As anti-competition investigations probe Google’s dominant role in online advertising, the tech giant’s position may warrant the consideration of structural remedies

Findings flag harmful effects of Google’s market dominance

On September 6th 2024, the UK Competition and Markets Authority (CMA) published its statement of objections, progressing its investigation into Google’s alleged abuse of dominance in the open-display ad tech market. The regulator provisionally found that Google engaged in anti-competitive practices, which resulted in heightened prices for UK publishers and advertisers and barriers to entry for competitors outside the Google ecosystem. According to the CMA, Google has been abusing its dominant position in preferencing its own services, harming opportunities for growth in the sector. Juliette Enser (Interim Executive Director of Enforcement, CMA) stressed the importance of online advertising in generating revenue for online services providers and noted the sustainability of competition in other digital markets relies on effective, fair competition in advertising. The case timeline now allows for Google to offer representations and evidence to justify its actions before a final decision is reached.

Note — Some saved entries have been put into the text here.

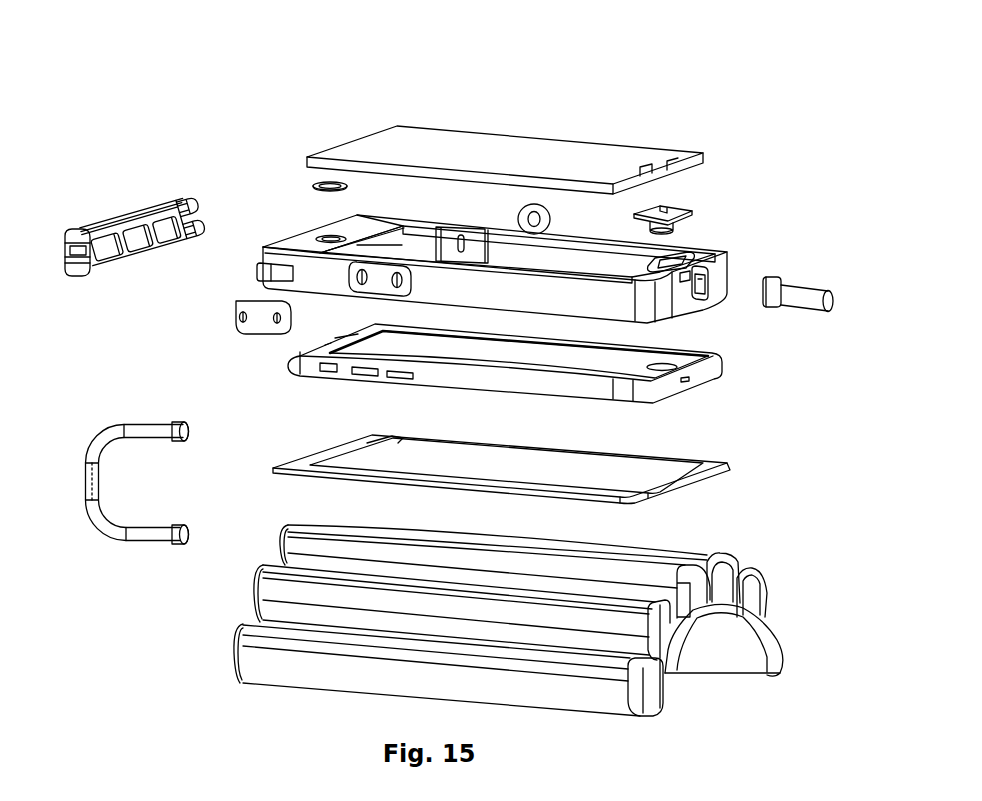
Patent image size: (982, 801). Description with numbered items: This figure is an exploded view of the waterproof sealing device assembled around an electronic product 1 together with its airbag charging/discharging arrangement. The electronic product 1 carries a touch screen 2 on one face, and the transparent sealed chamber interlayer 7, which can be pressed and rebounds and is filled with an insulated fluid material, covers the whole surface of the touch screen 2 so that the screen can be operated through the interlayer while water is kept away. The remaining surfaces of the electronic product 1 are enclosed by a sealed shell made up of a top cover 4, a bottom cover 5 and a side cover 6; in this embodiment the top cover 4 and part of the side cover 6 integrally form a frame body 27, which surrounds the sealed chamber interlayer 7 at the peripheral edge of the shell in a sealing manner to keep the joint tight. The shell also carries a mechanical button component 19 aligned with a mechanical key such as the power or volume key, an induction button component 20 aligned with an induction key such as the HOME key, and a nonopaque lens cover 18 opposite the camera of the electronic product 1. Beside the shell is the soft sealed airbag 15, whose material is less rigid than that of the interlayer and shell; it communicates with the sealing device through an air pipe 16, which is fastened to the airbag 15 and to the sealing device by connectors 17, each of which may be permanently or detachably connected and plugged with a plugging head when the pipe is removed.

The electronic product 1 is at (300, 377).
The touch screen 2 is at (617, 360).
The top cover 4 is at (693, 255).
The bottom cover 5 is at (617, 474).
The side cover 6 is at (122, 230).
The sealed chamber interlayer 7 is at (460, 147).
The airbag 15 is at (257, 662).
The air pipe 16 is at (97, 471).
The connector 17 is at (170, 546).
The lens cover 18 is at (317, 185).
The mechanical button component 19 is at (535, 210).
The induction button component 20 is at (670, 207).
The frame body 27 is at (316, 247).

Concerns focus on conflicts of interests built into Google’s vertical integration of the ad tech stack

In its findings, the CMA describes how Google has consolidated its position in the ad tech stack through its two ad buying tools, Google Ads and DV360, its central ad exchange, AdX, and its publisher ad server, DoubleClick For Publishers. The regulator’s investigation focused on whether Google’s role as a broker, auctioneer and participant in these auctions resulted in multiple conflicts of interest and therefore enabled it to unfairly favour its own services. The CMA provisionally found that, since at least 2015, Google has used both its buying tools and its publisher ad server to boost AdX’s position in the ad exchange market while simultaneously shielding the exchange from competition. Google’s alleged anti-competitive practices included:

  • Allowing advertisers that use Google Ads preferential or exclusive access to AdX;

  • Artificially increasing advertiser bids submitted to AdX auctions, compared to auctions run by rival exchanges; and

  • Offering AdX a ‘right of first refusal’ priority in auctions run by DoubleClick for Publishers.

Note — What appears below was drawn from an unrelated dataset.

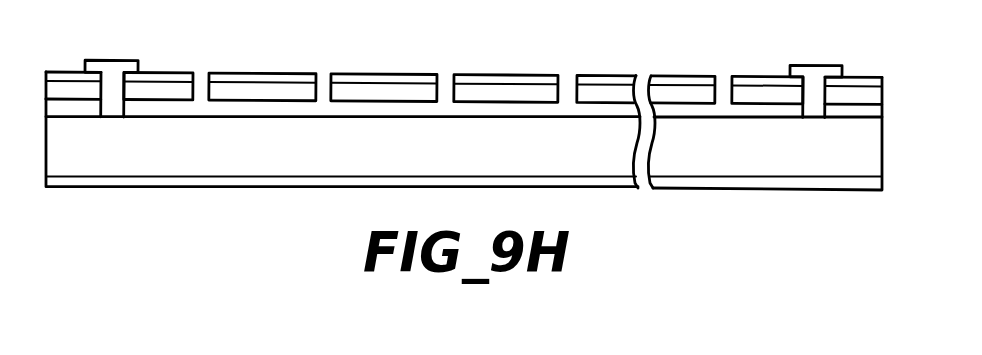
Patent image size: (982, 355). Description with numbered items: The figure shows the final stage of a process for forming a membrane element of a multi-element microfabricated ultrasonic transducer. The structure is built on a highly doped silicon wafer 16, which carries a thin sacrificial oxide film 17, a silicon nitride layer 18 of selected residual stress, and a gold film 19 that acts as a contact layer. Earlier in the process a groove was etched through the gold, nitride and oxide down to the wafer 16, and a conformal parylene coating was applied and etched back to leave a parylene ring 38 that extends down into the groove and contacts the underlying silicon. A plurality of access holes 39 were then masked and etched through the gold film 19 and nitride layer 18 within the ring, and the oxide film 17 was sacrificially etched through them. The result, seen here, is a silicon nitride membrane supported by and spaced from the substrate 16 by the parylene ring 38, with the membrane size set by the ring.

The CMA believes this anti-competitive behaviour to be ongoing and underlines its intention to consider remedies or sanctions which ensure Google’s future compliance. Notably, the CMA will have the opportunity to regulate digital advertising markets through its forthcoming powers under the Digital Markets, Competition and Consumers (DMCC) Act. The regulator recently closed its antitrust investigation into the Google Play Store in favour of addressing anti-competitive behaviour through the ex-ante regime. The continuation of this investigation could suggest a lesser priority to address advertising markets under the new law, similar to trends observed under the EU’s Digital Markets Act, though the regulator would also have the option to refer this work to the Digital Markets Unit (DMU) at a later stage.

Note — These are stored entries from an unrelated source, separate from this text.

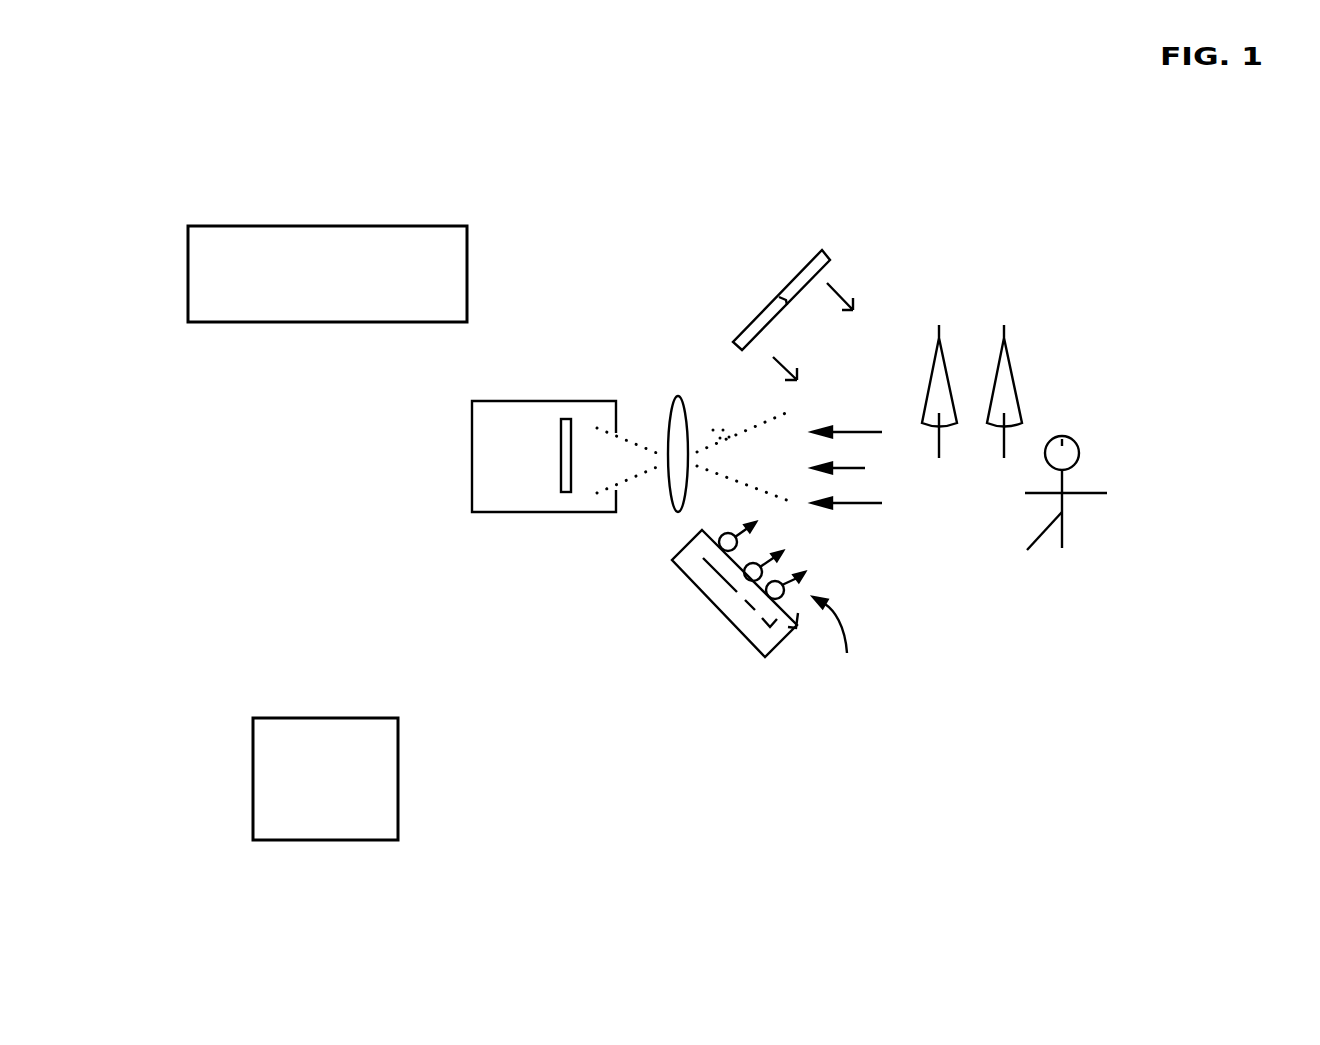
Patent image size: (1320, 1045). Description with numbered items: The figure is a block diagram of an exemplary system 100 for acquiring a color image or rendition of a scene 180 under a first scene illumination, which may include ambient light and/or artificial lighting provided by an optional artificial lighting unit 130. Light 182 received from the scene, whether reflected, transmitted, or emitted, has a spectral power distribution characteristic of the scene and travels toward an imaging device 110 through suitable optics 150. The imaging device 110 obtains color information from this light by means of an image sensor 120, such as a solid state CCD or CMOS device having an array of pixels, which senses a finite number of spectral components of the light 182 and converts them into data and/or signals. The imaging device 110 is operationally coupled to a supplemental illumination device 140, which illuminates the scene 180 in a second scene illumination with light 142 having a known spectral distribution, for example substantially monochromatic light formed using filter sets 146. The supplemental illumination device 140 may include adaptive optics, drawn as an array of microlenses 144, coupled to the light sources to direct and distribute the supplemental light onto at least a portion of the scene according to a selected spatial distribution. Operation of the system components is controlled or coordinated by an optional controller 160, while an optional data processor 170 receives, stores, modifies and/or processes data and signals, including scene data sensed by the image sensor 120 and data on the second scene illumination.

The system 100 is at (631, 938).
The imaging device 110 is at (472, 512).
The image sensor 120 is at (545, 483).
The optional artificial lighting unit 130 is at (825, 248).
The supplemental illumination device 140 is at (743, 668).
The light 142 is at (908, 659).
The microlenses 144 is at (772, 600).
The filter sets 146 is at (703, 558).
The optics 150 is at (677, 395).
The controller 160 is at (348, 804).
The data processor 170 is at (348, 316).
The scene 180 is at (1093, 349).
The light received from the scene 182 is at (899, 528).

Objections align with broader regulatory trends, aiming to address distortion and other abuses of dominance in digital ad markets

According to our Platforms and Big Tech Tracker, Google currently faces 13 other ongoing antitrust actions around the world, including a lawsuit regarding its dominance in the ad tech stack brought by the US Department of Justice (DOJ) which began at trial on 9 September 2024. Filed in January 2023, the case alleges that Google maintains monopolistic control over the entire online display ad sector, similar to the CMA’s provisional findings. In response, Google continues to claim that it has created efficient and successful products that face ample and robust competition. The EC similarly informed Google in June 2023 of its preliminary view that the company breached EU antitrust rules through the distortion of competition in digital ads, suggesting that only a structural remedy such as the mandatory divestment by the firm of part of its services would address the concerns identified. With the global regulatory interest in maintaining competition in digital ads given its importance to other digital markets, this could be the most likely context for Google to face structural remedies in the future.